Part 1: Expandable Material
My initial material studies explored performative patterns of expandable material behaviour from iterative experiments which eliminate graviational forces but preserve a materials natural performance. Materials which negotiate their boundary condition to maintain equilibrium as to improve structural opportunities. Forces in its morphological behaviour which can be constrained through restriction of a formwork.

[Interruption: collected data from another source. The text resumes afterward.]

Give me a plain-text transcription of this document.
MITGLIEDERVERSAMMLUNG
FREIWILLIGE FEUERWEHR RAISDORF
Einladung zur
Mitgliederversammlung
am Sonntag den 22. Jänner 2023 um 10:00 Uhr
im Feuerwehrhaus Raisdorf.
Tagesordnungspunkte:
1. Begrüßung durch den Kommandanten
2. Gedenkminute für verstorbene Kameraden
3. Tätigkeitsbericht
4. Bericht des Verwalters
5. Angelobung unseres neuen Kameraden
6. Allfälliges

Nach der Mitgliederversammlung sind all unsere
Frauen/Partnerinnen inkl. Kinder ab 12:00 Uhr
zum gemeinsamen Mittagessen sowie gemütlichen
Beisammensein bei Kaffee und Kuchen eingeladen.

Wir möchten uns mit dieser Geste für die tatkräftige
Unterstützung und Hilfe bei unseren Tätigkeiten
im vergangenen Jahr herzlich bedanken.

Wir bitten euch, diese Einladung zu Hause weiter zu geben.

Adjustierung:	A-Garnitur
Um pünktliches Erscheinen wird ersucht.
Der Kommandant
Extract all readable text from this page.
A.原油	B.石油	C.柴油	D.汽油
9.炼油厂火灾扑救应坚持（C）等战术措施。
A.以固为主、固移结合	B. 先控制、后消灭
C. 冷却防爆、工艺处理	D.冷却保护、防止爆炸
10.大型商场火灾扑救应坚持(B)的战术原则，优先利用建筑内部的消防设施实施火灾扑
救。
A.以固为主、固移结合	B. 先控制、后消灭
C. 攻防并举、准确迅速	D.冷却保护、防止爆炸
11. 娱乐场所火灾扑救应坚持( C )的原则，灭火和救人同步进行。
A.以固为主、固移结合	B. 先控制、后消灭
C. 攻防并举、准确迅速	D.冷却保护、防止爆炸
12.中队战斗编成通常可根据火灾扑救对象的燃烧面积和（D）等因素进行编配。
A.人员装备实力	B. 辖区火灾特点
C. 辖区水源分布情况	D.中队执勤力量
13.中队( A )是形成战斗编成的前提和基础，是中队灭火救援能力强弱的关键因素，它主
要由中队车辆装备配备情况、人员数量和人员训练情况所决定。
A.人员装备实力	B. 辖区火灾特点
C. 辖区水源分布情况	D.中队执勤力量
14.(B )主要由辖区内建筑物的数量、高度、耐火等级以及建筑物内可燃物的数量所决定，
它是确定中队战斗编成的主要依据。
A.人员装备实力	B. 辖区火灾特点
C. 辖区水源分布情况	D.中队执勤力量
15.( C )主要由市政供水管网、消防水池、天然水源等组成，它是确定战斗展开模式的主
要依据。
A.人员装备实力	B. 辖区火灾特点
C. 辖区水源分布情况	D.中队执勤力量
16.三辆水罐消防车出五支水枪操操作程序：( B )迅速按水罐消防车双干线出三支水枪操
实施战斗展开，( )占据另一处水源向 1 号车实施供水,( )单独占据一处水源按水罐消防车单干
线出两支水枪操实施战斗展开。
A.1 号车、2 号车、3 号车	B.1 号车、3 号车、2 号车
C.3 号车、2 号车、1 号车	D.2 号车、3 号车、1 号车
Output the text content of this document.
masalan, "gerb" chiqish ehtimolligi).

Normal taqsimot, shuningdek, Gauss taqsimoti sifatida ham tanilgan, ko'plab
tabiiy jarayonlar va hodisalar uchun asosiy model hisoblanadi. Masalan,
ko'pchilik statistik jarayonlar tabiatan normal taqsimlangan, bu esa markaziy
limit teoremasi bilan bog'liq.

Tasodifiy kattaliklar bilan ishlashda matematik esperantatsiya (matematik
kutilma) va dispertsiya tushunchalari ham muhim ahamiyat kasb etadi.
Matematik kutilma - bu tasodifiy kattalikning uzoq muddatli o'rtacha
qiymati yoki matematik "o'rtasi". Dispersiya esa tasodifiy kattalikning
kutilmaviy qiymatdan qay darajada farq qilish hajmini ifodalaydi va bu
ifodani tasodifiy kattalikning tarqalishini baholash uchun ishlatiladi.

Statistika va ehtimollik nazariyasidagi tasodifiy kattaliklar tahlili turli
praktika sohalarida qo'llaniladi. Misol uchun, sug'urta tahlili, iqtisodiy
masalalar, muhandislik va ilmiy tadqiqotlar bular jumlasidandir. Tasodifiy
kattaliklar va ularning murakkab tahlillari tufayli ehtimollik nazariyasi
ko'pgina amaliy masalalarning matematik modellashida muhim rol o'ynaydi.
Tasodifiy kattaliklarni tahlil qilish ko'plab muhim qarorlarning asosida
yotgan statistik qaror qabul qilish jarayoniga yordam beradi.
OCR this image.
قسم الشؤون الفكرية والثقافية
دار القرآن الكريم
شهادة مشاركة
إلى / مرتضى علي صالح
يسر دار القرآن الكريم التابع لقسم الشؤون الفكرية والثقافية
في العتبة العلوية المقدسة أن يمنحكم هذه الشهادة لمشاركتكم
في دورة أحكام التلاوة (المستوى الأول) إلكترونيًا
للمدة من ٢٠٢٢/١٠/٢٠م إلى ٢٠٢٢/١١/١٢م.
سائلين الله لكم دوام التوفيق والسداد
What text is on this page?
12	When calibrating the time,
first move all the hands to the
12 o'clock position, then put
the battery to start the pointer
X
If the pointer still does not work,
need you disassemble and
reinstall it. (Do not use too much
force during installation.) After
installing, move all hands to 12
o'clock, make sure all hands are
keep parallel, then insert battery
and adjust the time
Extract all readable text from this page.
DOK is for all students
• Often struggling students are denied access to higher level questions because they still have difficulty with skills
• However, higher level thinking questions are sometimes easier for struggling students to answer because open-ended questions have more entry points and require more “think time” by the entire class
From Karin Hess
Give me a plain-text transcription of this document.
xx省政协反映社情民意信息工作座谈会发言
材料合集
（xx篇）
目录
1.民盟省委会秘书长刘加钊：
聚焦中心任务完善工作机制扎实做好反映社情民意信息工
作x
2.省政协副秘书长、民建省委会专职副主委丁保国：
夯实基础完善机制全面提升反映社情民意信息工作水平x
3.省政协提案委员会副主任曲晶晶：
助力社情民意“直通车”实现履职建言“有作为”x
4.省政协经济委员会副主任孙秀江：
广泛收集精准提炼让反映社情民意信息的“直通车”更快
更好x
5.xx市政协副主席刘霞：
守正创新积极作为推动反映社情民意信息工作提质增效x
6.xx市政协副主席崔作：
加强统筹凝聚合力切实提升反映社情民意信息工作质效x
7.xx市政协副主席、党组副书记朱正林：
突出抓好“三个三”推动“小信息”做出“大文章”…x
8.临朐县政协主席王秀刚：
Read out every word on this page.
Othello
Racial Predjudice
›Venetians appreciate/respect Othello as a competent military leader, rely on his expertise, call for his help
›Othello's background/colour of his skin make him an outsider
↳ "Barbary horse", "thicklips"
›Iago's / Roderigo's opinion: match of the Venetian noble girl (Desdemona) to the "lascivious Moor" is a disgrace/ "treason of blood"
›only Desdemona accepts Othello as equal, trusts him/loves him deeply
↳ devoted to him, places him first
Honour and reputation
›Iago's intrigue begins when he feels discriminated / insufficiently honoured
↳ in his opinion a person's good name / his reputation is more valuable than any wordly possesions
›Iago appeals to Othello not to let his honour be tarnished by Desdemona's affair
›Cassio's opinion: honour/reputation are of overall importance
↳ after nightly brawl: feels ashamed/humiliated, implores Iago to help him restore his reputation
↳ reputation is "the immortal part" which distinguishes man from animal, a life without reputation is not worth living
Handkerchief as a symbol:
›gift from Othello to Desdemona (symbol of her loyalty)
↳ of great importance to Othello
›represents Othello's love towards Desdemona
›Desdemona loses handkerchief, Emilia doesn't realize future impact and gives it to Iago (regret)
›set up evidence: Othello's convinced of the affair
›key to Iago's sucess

Such results, were demonstrated in architectural propositions of diverse scales as a test bed with consideration to the contemporary context of Advanced Practice.
Part 2: Design Methods
My architectural research proposition aimed to further analyse expandable material, specifically spray polyurethane foam, whereby its phase changing capability and porous properties could produce a solid material which supported growth of living matter (moss) in its enlarged porosity aperture as a microclimate. This stage of research investigated the biological and chemical interaction of living organisms and foam material whilst at the same time, manipulating the aperture and porous properties to create the ideal self- sustaining conditions for moss propagation with consideration to later application on a building facade and the impacts it will have.
Further research which sat at an interdisciplinary junction between architecture and material science, assessed the impact of novel fabrication methods to improve polyurethane foam production and manufacture, application and life time effect through eco- friendly and sustainable systems. This included recycling waste foam material from furniture and mattresses, using renewable resources, elimination of off-gasses, transportation of materials to site from using recycled foam into diesel and overall life cycle cost reduction. The final result, achieved a material that eliminated its global warming potential, whilst also generated a circular economy.
Part 3: Programmatic Context
This systems was developed into a cladding panel, that could be designed to any size, depth, porosity density or pattern to best suit the building and conditions its applied to. The final output set to make our urban fabric more productive by improving air quality (filtering pollutants and CO2).